外国人らしき人はいない。顔立ちを見たところ、ウイグル族と漢族が半々という印象を持った。ただ、今、考えるとカザフ族もいた可能性もある。現在のハミ(現クムル市)の民族構成は漢族69%、ウイグル族19%、カザフ族9%、回族3%となっている。
空は青く晴れ渡り、熟睡したこともあって、とても気分よかった。時折、荷台を引いたロバが通り過ぎた。
400〜500メートル進むと天山路は微妙に左にカーブし、そのカーブの場所に天馬賓館という名前の中規模ホテルがあった。早速、フロントの受付で空き部屋を尋ねると「有(ある)」との返事。大都市や観光地と違って、宿は確保しやすそうだ。早速チェックイン。ツインルームで値段は25元(約1,000円)ほどだったと思う。

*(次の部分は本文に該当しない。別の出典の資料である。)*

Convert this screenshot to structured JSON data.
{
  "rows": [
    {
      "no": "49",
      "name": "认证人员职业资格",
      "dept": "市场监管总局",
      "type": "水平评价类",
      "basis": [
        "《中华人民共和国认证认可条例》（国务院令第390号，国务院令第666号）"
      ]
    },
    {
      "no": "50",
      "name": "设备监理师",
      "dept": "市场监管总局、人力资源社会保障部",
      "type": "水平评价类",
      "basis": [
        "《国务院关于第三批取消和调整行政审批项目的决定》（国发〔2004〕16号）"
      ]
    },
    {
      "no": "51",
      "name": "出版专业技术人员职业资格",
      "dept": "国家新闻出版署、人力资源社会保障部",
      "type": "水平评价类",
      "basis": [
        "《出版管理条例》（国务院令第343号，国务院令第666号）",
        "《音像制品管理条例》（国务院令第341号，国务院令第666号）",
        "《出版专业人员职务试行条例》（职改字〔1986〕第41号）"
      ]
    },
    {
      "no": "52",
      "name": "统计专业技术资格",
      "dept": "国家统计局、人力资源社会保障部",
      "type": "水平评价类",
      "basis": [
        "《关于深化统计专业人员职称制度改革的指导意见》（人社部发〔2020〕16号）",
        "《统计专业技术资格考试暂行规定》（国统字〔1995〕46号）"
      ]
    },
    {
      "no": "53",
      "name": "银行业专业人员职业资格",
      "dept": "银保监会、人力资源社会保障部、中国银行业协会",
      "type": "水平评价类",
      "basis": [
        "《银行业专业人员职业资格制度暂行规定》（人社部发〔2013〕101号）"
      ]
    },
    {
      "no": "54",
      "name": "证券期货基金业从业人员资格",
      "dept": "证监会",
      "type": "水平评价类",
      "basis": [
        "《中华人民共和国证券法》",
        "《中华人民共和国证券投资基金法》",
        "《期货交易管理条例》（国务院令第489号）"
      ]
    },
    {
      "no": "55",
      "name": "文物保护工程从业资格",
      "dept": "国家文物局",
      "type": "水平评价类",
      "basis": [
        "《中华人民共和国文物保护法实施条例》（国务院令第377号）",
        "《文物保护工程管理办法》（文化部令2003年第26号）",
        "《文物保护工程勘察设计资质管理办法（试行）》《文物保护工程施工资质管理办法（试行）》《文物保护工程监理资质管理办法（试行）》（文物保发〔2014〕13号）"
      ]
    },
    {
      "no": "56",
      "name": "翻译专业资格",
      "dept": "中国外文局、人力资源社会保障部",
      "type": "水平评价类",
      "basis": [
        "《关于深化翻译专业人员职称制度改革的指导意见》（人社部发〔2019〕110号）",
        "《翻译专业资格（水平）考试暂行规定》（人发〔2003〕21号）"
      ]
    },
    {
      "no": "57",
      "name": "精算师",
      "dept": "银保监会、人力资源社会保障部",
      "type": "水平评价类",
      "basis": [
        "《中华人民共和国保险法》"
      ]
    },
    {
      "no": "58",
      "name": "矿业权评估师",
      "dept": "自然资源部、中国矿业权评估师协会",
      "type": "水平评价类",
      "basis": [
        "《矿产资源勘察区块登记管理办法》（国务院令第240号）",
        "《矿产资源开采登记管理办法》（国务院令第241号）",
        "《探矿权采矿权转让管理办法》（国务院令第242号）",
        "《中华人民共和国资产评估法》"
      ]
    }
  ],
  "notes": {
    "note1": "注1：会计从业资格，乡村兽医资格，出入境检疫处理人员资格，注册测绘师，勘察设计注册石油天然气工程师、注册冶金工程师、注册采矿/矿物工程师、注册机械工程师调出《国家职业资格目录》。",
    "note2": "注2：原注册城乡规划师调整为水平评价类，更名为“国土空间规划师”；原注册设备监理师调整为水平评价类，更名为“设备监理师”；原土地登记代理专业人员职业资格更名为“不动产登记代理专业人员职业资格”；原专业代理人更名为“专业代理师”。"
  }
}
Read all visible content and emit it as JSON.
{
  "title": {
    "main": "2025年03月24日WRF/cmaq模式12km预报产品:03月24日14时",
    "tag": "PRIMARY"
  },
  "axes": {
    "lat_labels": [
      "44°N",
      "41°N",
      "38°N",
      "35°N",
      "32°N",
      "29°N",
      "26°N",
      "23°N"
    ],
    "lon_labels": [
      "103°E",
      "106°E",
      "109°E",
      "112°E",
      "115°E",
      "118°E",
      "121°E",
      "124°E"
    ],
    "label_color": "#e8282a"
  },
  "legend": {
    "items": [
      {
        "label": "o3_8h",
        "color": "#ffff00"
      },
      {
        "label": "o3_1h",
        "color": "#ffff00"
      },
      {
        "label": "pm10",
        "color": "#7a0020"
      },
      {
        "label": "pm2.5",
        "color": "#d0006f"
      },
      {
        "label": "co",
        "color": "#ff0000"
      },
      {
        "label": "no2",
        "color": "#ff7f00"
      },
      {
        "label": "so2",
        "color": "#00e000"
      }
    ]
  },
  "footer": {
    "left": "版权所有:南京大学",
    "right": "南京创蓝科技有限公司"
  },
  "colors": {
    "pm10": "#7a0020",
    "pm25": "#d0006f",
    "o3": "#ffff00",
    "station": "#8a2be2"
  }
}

宿にフレームザックを置いて一息つくと、空腹を感じ始めた。ホテルを出たところ、道路の脇に自転車に引かれた青い屋台が停まっていた。清真料理(イスラム料理)の冷麺を出す屋台だった。主人は白いふちなし帽をかぶっているので回族の男性だ。
一つ注文すると、大ぶりの茶碗に半透明のきしめんのような平たい麺を入れ、その上に赤茶色いタレをかけ、数枚の香草を載せてくれた(値段は数元だったと思う)。つるつるとしたのど越しはいいのだが、ノドを通り過ぎた瞬間、カーっという辛さが広がり、激しく咳き込んでしまった。並大抵の辛さではない。とても食べきれなかった。
屋台の主人は慌てて水を出してくれたが、沸騰させていない冷水を飲むのはお腹をこわす恐れがある。何とか我慢して、喉の痛みが引くのをじっと待った。